Cross-industry initiatives are essential to help limit disruptions and address the vulnerabilities in the financial marketplace—including within the payment, clearing and settlement ecosystem—due to a large-scale cyber-attack. As part of this, we need to create detailed response and recovery plans based on standard criteria and consider specific scenarios as well as contingent service arrangements that would enable firms to continue critical operations after a cyber-attack. We outlined these initiatives in greater detail last year in a white paper issued with Oliver Wyman, Large Scale Cyber-Attacks on the Financial System.
Because cyber-attacks may erode confidence in the financial markets, we must design strong processes to manage risk and build resiliency into our operations. To do so, we need a holistic, forward-looking and highly collaborative approach to business and operational resilience. Rather than solely focusing on individual processes, business resilience efforts now should include all relevant stakeholders and consider an end-to-end perspective across critical business services. Last month, we detailed our thinking on this topic in a white paper, Resilience First: Promoting Financial Stability by Planning for Disruption, where we also outlined a set of core principles and supporting guidelines, which can be adopted by our industry partners to protect their critical business services and design programs that are more robust. Our goal is to spark a dialogue on resilience principles that the industry can use to build resilience into all its operations.

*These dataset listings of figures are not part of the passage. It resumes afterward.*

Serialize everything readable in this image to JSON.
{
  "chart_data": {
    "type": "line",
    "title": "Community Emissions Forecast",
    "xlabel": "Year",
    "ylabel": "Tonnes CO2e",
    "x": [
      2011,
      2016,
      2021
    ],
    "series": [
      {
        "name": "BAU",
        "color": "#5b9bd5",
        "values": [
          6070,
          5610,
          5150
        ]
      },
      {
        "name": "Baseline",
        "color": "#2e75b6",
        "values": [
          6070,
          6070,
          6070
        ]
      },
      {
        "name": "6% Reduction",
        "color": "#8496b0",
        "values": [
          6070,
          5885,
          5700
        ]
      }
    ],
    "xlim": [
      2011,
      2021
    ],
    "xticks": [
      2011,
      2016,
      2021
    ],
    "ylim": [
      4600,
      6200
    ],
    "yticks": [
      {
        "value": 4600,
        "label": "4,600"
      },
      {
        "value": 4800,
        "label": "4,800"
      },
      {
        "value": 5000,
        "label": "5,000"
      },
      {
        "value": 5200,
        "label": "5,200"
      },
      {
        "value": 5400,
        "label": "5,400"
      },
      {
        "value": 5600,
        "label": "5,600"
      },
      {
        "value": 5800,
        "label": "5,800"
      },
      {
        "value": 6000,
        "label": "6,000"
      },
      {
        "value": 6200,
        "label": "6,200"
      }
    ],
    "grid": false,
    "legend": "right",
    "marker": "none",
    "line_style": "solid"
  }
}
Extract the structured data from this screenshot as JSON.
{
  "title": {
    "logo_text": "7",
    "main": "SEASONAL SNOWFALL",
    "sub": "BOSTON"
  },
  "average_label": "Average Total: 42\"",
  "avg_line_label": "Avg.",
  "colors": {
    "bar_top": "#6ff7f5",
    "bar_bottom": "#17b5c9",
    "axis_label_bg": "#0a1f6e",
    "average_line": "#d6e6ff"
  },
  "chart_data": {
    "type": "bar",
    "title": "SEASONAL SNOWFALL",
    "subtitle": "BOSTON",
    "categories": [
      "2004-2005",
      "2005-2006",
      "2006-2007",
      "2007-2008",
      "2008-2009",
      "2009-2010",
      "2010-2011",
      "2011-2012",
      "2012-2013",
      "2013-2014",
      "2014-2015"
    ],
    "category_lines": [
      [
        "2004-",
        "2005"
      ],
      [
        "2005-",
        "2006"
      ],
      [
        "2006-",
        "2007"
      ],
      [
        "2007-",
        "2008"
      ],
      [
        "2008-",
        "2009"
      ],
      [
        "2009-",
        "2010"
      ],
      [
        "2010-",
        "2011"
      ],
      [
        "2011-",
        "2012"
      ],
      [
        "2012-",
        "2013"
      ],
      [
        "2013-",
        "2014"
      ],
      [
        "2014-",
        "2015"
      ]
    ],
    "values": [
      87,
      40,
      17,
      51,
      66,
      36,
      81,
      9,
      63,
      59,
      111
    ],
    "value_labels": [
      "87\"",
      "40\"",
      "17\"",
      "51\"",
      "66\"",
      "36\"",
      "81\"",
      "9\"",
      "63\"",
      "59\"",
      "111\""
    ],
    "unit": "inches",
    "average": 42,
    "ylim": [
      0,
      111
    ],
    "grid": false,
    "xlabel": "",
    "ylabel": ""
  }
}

For all the work the industry is doing on this front, one of our most important partners is the global regulatory community, which is providing new guidance or interpretations to existing rules to better guide firms in protecting their infrastructure. We’ll continue to collaborate with groups like the UK Supervisors—the Bank of England, Prudential Regulation Authority and Financial Conduct Authority—which published a discussion paper detailing steps for enhancing an organization’s resiliency and how supervisors can support the sector.
Our work with public-private partnerships and associations also is playing a critical role in strengthening cybersecurity and resilience capabilities. Together, we’re refining cybersecurity toolkits, streamlining standards, developing cyber incident best practices, identifying potential threats and working on a range of disruption scenarios with partners that include the Financial Services Sector Coordinating Council, the Financial Stability Board, Financial Systemic Analysis & Resilience Center, International Securities Services Association and the International Organization of Securities Commissions.
Again, the core of the discussion is the need for an industry-wide approach—sharing information and collaboration—to secure the global financial markets.
In the end, however, I believe our employees are at the center of all our efforts to battle cyber criminals and manage cyber risk. Employees are our first line of defense and they must be aware of the various cyber schemes, as well as the tools we use to prevent those attacks. We must be willing to challenge activities that may lead to more risk and take every opportunity to integrate resilience into all our products and services.
There is more work to do and, while we can’t prepare for every possible scenario, we know that industry-wide collaboration will provide the best opportunity to develop effective recovery strategies, balance oversight and operational effectiveness and ensure security and resiliency in the event of a disruption.
Managing cyber risk is our highest risk priority. And no one will do this alone.